Saturday, March 29, 2025

'Without One Wonder in the Sky!'

John Partridge (1677-1715) was an English shoemaker-turned-astrologer who claimed to have refined his “science.” Don’t smirk or pity our benighted forebears. Newspapers still publish astrology columns and dozens of astrological publications remain in print. See Modern Astrology Magazine and Stellar: The New Astrology Magazine. My maternal grandmother, not a stupid woman, subscribed to such things and sometimes made significant life decisions based on what she found in the stars. 

Partridge was a prolific writer in his field, a dedicated Whig and a harsh critic of “Popery” and James II. In the 1708 edition of his Merlinus liberatus, Partridge referred to the Church of England as the “infallible Church.” Jonathan Swift launched a protracted satirical assault on Partridge, using his pseudonym Isaac Bickerstaff. It began with “Predictions for the Year 1708”:

 

“My first prediction is but a trifle, yet I will mention it, to show how ignorant those sottish pretenders to astrology are in their own concerns: It relates to Partridge the almanack-maker; I have consulted the stars of his nativity by my own rules, and find he will infallibly die upon the 29th of March next, about eleven at night, of a raging fever; therefore I advise him to consider of it, and settle his affairs in time.”

 

Swift then published a mock-obituary of Partridge’s death, “The Accomplishment of the First of Mr Bickerstaff's Predictions,” reporting that the prediction was correct. Except that Partridge died around 7 rather than 11 p.m. on March 29:

 

 “. . . Mr. Bickerstaff was mistaken almost four hours in his calculation. In the other circumstances he was exact enough. But whether he has not been the cause of this poor man's death, as well as the predictor, may be very reasonably disputed.”

 

This is a gag worthy of Evelyn Waugh. Scholars have viewed it as an April Fool prank. Swift subsequently published a poem on the affair, “An Elegy on the Supposed Death of Partridge, the Almanack-Maker.” It begins:

 

“Well, ’tis as Bickerstaff has guess’d,

Tho’ we all took it for a jest;

Partridge is dead, nay more, he dy’d

E’re he could prove the good Squire ly’d.

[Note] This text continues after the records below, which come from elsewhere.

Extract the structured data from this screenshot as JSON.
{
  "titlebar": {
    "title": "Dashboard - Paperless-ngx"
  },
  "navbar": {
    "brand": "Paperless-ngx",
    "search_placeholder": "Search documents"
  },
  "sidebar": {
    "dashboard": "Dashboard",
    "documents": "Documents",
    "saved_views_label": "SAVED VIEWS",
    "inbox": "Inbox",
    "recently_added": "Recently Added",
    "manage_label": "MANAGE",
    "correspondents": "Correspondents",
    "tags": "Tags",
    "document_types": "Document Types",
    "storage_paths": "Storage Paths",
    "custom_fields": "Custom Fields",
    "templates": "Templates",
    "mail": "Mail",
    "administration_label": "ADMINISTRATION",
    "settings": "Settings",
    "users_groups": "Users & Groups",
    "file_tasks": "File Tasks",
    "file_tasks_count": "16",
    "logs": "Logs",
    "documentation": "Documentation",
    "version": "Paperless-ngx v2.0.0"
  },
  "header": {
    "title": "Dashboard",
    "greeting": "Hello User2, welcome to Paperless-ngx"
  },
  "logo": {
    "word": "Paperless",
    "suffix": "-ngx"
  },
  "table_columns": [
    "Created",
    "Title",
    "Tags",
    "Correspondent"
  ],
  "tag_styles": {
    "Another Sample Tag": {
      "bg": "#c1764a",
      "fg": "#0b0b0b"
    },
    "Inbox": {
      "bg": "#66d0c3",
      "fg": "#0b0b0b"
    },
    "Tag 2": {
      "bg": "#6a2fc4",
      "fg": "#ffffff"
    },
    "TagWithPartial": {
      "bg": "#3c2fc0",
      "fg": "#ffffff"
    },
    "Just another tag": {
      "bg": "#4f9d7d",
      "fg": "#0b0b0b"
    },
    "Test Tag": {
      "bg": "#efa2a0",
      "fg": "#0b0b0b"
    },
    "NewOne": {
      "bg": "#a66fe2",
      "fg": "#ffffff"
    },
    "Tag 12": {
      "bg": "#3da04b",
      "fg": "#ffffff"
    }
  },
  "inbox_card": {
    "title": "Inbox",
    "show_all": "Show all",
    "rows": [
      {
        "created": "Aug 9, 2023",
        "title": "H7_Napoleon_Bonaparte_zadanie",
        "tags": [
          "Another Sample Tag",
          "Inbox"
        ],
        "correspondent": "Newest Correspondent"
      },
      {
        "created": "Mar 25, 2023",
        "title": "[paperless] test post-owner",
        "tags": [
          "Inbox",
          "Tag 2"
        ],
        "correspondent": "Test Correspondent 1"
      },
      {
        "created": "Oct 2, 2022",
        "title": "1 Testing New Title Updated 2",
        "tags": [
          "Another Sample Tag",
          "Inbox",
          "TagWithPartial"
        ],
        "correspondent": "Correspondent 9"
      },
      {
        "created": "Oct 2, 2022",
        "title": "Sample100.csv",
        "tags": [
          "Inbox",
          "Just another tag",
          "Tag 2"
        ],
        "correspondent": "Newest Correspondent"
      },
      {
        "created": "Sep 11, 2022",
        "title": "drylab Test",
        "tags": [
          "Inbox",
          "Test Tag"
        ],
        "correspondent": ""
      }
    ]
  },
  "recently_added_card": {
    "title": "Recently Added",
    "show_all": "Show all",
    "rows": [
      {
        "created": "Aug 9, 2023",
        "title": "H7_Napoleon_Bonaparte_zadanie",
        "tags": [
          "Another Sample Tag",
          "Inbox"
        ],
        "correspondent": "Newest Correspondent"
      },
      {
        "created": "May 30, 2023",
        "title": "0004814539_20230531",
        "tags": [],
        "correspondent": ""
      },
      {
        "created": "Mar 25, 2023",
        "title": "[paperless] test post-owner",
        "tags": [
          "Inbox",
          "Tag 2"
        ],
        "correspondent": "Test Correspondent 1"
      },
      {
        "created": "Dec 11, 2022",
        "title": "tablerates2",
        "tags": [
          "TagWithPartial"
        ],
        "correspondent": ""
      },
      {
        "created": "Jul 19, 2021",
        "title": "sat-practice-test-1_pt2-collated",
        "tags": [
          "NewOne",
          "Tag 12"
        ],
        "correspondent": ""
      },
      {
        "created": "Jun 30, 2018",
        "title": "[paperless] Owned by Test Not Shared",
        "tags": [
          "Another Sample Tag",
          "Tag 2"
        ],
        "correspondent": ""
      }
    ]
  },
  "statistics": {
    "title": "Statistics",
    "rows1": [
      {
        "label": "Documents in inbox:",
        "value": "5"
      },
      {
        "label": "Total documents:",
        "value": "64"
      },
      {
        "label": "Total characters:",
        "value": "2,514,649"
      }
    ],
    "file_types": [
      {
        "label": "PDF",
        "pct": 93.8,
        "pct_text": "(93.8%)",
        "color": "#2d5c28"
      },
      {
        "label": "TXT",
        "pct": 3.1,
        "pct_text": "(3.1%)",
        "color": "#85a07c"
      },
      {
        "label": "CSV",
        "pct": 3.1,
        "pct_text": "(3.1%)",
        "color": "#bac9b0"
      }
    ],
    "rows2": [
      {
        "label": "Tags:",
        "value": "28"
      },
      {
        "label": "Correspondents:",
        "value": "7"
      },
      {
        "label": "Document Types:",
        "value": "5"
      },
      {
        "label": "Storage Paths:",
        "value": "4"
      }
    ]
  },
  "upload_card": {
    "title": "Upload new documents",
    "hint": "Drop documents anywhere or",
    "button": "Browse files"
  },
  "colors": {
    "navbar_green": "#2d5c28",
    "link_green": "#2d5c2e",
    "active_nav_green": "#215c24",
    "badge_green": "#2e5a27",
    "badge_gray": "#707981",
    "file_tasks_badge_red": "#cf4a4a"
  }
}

Strange, an Astrologer shou’d die,

Without one Wonder in the Sky!

Not one of all his Crony Stars

To pay their Duty at his Herse?

No Meteor, no Eclipse appear’d?

No Comet with a flaming Beard?

The Sun has rose, and gone to Bed,

Just as if Partridge were not dead:

Nor hid himself behind the Moon,

To make a dreadful Night at Noon.

He at fit Periods walks through Aries,

Howe’er our earthly Motion varies;

And twice a Year he’ll cut the Equator,

As if there had been no such Matter.”